3.11. Digital Gene Expression

Digital gene expression can be derived from the initial transcriptome alignment by BWA. RNA-Seq reads are assigned to genes based on their genomic coordinates assigned in Subheading 3.8 (Fig. 3). The total extend of a gene is considered to be the union of all exons that match with RNA-seq reads. RPKM (reads per kilobase per million) is calculated based on the total reads that hit on the gene, the length of this gene and total number of reads from the test sample.

Fig. 3.

Digital gene expression. RNA-Seq reads from BWA alignment are assigned to genes based on their genomic coordinates using RefSeq and Ensembl mapping results from UCSC Human Genome Browser Project. The total length of a gene is the sum of all exon covered by RNA-seq reads.

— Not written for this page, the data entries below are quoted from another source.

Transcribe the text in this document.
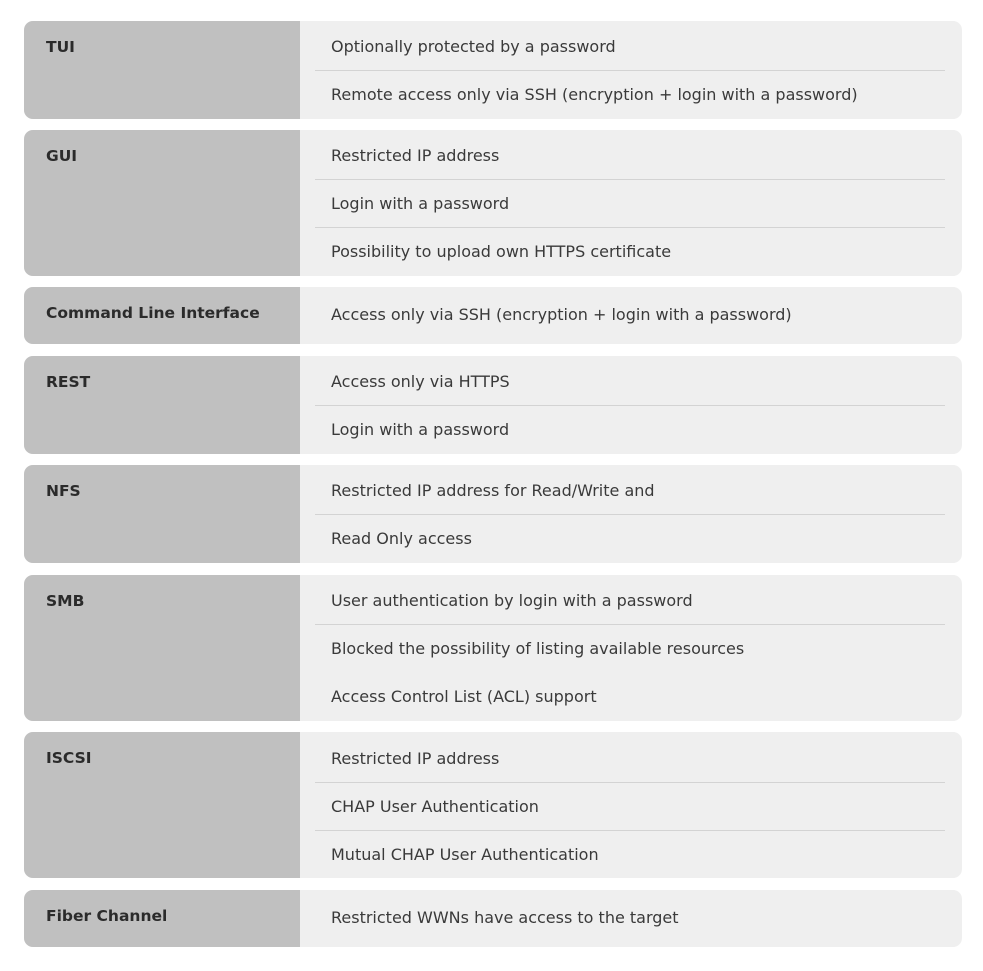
TUI	Optionally protected by a password
Remote access only via SSH (encryption + login with a password)
GUI	Restricted IP address
Login with a password
Possibility to upload own HTTPS certificate
Command Line Interface	Access only via SSH (encryption + login with a password)
REST	Access only via HTTPS
Login with a password
NFS	Restricted IP address for Read/Write and
Read Only access
SMB	User authentication by login with a password
Blocked the possibility of listing available resources
Access Control List (ACL) support
ISCSI	Restricted IP address
CHAP User Authentication
Mutual CHAP User Authentication
Fiber Channel	Restricted WWNs have access to the target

$$\text{RPKM}=\text{Number of reads for a gene}/\left(\text{gene length}[\text{kb}{]}^{*}\left(\text{Number of reads from analyzed sample}/\mathrm{1,000,000}\right)\right)$$

3.12. Immunoglobulin Gene Assembly

Most B-cell lymphomas express a B cell receptor (BCR) (16). The BCR is a membrane bound antibody composed of two identical heavy chain and two identical light chain immunoglobulin (Ig) polypeptides, non-covalently bound to the signaling components CD79A and CD79B. Immunoglobulins consist of variable (V) regions and constant (C) regions. The heavy chain V-regions are composed of three (V, D, and J) gene segments whereas the light chains are consisting of two gene segments (V and J). During B cell development, these gene segments are assembled by somatic DNA rearrangement to encode a functional Ig. This Ig gene segment assembly results in a large diversity of non-germ-line encoded immunoglobulin molecules. To map and assemble Ig transcript from RNA-seq, Ig germ-line segments including V, D, J and constant regions of heavy and light chain are downloaded from the Immunogentics database (IMGT). The sequences in fasta format are used to create a BLAST-compatible database with formatdb. To reduce computational complexity, only reads that were not aligned in the first alignment step (Subheading 3.7) are used for Ig gene assembly since Ig genes are not contained in the RefSeq database. Reads with a median Phred score of more than 20 are extracted and aligned separately to the reference database for V, D, J and constant regions segments. The output of the BLAST alignment to the Ig V, D, J and C segments is parsed using PERL, and the mapping of each read to Ig segments is determined. The number of reads mapping to individual Ig segments is then determined. Reads for the most prevalent segments of V, D, J and constant regions are extracted, merged and assembled separately for heavy-chain and light-chain using the SSAKE assembly tool.